In aqueous solutions, this solid is not very soluble, meaning only a tiny fraction of it dissolves into its constituent ions: the cobalt ions \( \text{Co}^{2+} \) and the sulfide ions \( \text{S}^{2-} \). This limited solubility makes it important to understand how cobalt(II) sulfide behaves as it influences the concentration of ions in a solution. As only a small amount dissolves, this makes cobalt(II) sulfide useful in industries needing precise low-concentration metal ion solutions, for example in electroplating or as catalysts.

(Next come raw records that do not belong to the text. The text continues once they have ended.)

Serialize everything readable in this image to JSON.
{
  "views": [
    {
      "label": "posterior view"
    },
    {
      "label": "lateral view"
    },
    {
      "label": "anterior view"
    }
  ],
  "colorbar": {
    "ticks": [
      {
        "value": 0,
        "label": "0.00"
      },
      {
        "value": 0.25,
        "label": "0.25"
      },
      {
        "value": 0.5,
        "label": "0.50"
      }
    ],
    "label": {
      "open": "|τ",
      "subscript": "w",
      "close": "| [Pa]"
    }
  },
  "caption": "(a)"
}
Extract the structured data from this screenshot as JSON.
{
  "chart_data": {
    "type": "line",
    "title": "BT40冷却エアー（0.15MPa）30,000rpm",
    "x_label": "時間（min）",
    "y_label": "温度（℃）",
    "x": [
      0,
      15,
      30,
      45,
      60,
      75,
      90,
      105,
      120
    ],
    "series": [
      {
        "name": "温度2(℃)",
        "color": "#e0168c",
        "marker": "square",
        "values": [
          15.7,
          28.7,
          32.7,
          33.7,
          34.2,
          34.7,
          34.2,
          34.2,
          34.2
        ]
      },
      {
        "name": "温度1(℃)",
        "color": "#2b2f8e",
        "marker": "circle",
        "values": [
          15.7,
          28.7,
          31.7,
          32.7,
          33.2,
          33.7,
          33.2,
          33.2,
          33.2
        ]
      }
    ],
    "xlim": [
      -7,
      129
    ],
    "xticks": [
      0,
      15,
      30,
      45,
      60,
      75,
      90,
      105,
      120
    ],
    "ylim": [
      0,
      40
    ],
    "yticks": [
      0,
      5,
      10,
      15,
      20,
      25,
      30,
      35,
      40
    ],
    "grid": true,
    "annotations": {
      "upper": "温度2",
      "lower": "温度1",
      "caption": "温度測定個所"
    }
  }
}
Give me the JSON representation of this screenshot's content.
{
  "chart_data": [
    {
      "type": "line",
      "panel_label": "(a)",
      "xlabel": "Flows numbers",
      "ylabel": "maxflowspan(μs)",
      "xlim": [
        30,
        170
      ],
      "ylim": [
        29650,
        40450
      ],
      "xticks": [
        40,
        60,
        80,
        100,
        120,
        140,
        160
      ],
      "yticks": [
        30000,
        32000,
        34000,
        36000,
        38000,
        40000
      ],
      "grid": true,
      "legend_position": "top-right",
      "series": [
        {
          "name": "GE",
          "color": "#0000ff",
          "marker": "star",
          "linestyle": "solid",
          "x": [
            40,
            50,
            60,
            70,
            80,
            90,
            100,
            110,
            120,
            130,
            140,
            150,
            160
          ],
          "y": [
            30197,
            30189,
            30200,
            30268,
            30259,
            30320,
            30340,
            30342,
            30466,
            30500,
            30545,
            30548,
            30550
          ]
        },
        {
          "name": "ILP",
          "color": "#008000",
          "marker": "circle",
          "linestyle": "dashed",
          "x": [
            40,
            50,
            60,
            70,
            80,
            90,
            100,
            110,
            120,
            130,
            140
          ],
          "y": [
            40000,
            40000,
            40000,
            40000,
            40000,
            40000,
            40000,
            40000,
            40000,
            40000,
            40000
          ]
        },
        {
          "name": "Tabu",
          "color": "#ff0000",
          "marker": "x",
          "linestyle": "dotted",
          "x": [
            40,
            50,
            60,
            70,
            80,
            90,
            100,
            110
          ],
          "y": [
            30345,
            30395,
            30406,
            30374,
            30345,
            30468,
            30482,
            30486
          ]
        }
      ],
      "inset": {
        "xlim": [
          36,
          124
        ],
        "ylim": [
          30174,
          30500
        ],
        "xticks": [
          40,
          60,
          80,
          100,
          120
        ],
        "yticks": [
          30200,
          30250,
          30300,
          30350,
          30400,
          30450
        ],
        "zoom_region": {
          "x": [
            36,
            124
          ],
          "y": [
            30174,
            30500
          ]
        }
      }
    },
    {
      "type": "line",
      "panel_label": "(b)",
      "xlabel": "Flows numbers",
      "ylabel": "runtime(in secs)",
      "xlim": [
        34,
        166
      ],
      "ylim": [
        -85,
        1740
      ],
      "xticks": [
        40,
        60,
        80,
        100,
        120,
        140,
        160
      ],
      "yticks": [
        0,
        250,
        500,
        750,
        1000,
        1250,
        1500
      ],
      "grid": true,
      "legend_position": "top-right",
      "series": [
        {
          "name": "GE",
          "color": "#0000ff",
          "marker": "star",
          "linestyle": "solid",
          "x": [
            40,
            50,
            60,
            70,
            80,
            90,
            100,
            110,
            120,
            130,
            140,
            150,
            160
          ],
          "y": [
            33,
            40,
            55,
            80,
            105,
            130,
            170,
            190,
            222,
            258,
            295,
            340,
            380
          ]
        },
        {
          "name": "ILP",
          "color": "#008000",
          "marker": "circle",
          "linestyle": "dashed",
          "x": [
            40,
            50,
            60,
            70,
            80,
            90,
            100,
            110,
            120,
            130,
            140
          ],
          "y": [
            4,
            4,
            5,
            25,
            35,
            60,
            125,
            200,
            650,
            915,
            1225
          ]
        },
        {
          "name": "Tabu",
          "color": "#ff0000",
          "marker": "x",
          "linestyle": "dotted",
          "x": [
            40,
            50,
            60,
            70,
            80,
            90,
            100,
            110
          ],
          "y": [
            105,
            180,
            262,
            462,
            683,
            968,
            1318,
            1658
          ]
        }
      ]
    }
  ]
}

Solubility Product Constant

The solubility product constant, commonly abbreviated as \( K_{sp} \), plays a crucial role in predicting the solubility of ionic compounds in water. Specifically, \( K_{sp} \) is a measure of the extent at which a compound dissociates into its ions when it dissolves in water. It gives insight into the concentration of ions that can be present in a saturated solution for a given ionic compound. Put simply, the higher the \( K_{sp} \), the more soluble a substance is.

For cobalt(II) sulfide, the expression for \( K_{sp} \) is defined as the product of the molar concentrations of the dissolved ions, specifically \([\text{Co}^{2+}][\text{S}^{2-}]\). Since cobalt(II) sulfide dissolves poorly, its \( K_{sp} \) value is quite low, which reflects its low solubility in water. By calculating \( K_{sp} \), students can predict how much cobalt(II) sulfide will dissolve, which is essential for applications in chemistry and chemical engineering.

Dissolution Equation

The dissolution equation is a representation of what happens when a solid compound, like cobalt(II) sulfide, comes into contact with water. In the dissolution equation \( \text{CoS(s)} \rightleftharpoons \text{Co}^{2+}\text{(aq)} + \text{S}^{2-}\text{(aq)} \), the solid \( \text{CoS} \) dissociates into its respective ions. In this reaction, the solid state of cobalt(II) sulfide is on the left of the arrows, while the aqueous (dissolved in water) phases of the cobalt and sulfide ions are on the right.

Understanding the dissolution equation helps illustrate how equilibrium is achieved in a saturated solution. At equilibrium, the rate at which \( \text{CoS} \) dissolves is equal to the rate at which the dissolved ions recombine to form \( \text{CoS} \). This balance ensures that the concentrations of \( \text{Co}^{2+} \) and \( \text{S}^{2-} \) ions remain constant over time, providing a predictable measure for calculation using the solubility product constant.